Stepping inside, we were enveloped by warmth, a wood-panelled bar, Venetian glass mirrors, trickling candles in bottles... and dozens of people - we felt reassured. Trendy ‘Claphamites' were packed into every corner. A smiling waitress led us to a table right at the back of the restaurant, in a cave-like annexe with white-washed walls, enormous heavy-framed paintings and multicoloured Tiffany chandeliers.

Squeezing into reclaimed church chairs, we excitedly perused the well-priced menu. We were spoilt for choice with much more than just fish dishes, but my mind was quickly made up with the day's specials. For starter, cool caviar with sour cream and avocado, followed by a red snapper main. The juicy white fish in a Puttanesca sauce was complemented with melt-in-the-mouth seasoned boiled potatoes cut like chunky chips and crunchy garlic green beans. Enjoying the atmosphere so much, we prolonged our stay with desserts of light and airy almond cake and creamy banoffee pie.

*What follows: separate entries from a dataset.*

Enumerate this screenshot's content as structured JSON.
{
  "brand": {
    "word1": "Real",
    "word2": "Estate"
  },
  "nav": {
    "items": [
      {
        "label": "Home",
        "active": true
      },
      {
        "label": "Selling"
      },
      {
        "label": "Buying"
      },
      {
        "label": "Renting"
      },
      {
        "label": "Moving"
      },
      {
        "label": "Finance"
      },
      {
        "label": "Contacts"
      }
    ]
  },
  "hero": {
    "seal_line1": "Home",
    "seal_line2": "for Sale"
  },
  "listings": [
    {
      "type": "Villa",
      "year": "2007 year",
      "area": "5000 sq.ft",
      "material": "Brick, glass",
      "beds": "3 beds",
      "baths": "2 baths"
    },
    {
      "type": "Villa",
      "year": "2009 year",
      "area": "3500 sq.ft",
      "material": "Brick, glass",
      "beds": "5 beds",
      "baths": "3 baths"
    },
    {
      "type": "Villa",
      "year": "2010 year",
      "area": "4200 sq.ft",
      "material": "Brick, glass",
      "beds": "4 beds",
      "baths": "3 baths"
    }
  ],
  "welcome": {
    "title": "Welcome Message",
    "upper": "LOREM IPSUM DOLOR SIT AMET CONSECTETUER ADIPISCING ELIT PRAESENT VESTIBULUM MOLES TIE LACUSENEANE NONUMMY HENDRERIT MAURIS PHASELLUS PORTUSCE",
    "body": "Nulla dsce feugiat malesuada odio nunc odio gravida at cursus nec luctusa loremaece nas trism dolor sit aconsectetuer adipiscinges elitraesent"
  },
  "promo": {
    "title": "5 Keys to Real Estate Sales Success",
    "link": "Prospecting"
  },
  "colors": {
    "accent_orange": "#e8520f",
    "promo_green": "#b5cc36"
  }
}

The next day, I led my guests into the intriguing Postman's Park (between King Edward Street, Little Britain and Angel Street), not far from St Paul's Cathedral. Although this small green oasis is well-known by city workers who eat their sandwiches here on summer's days, few tourists would stumble across it. Few also know that this was an integral location in the 2004 film Closer. The wall of plaques remembering ‘forgotten' heroes of the 1800s to early 1900s is moving to read, and produced a clever storyline in the film. The plaques commemorate ordinary and courageous people in such incidents as rescuing their co-workers or relatives from fire or from drowning, at the cost of their own lives.

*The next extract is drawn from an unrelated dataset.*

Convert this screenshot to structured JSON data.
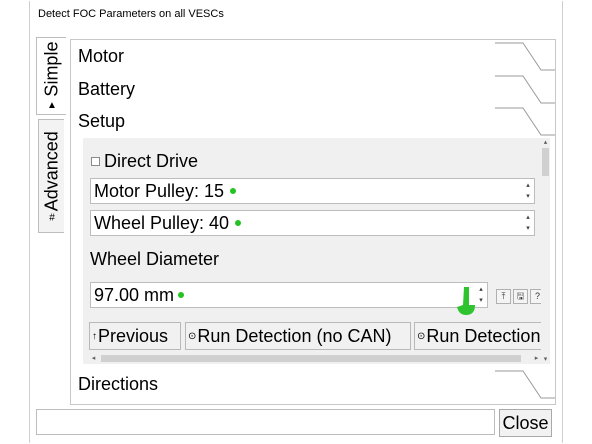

A short wander down from St Paul's, more unhappy stories of Londoners were revealed to us when we stopped for refreshment in The Viaduct Tavern (126 Newgate Street; tel: (020) 7600 1863). A typical old London pub, with red embossed wallpaper, copper-topped tables, and plenty of dark wood and etched glass, this was once a gin palace. Downstairs, however, reveals a different world. We requested, as the blackboards in the pub urge, to be shown the ‘cells'. The manager led us down rickety wooden steps and we were soon in the cold and damp underground.

Through the cellars and storerooms, we came to one of the remaining cells of Newgate Prison, where we were told up to 20 prisoners would have been crammed into this space measuring no more than an average garden shed, with the only daylight supplied by a narrow tube going up through the concrete to the street above, also used by sympathetic relatives to drop food down.

As we huddled in this eerie space, the manager explained there would have been no toilet facilities, quickly giving us an idea of how bad the stench would have been. She showed us another even darker cell that was filled with what looked like metal storage cages. ‘What are those?' I asked. ‘Well that's how they managed to fit so many prisoners in here' the manager replied, grimacing. The cage-like constructions left the inmates with no room even to sit up straight or stretch out their legs. And what were the horrendous crimes these convicts had committed? They were merely debtors. 

We scurried out of the Viaduct in sombre moods, until one of my visitors suggested, ‘Fancy a stroll round Trafalgar Square?' and we eagerly agreed. Some parts of London, it seems, are best left as secrets.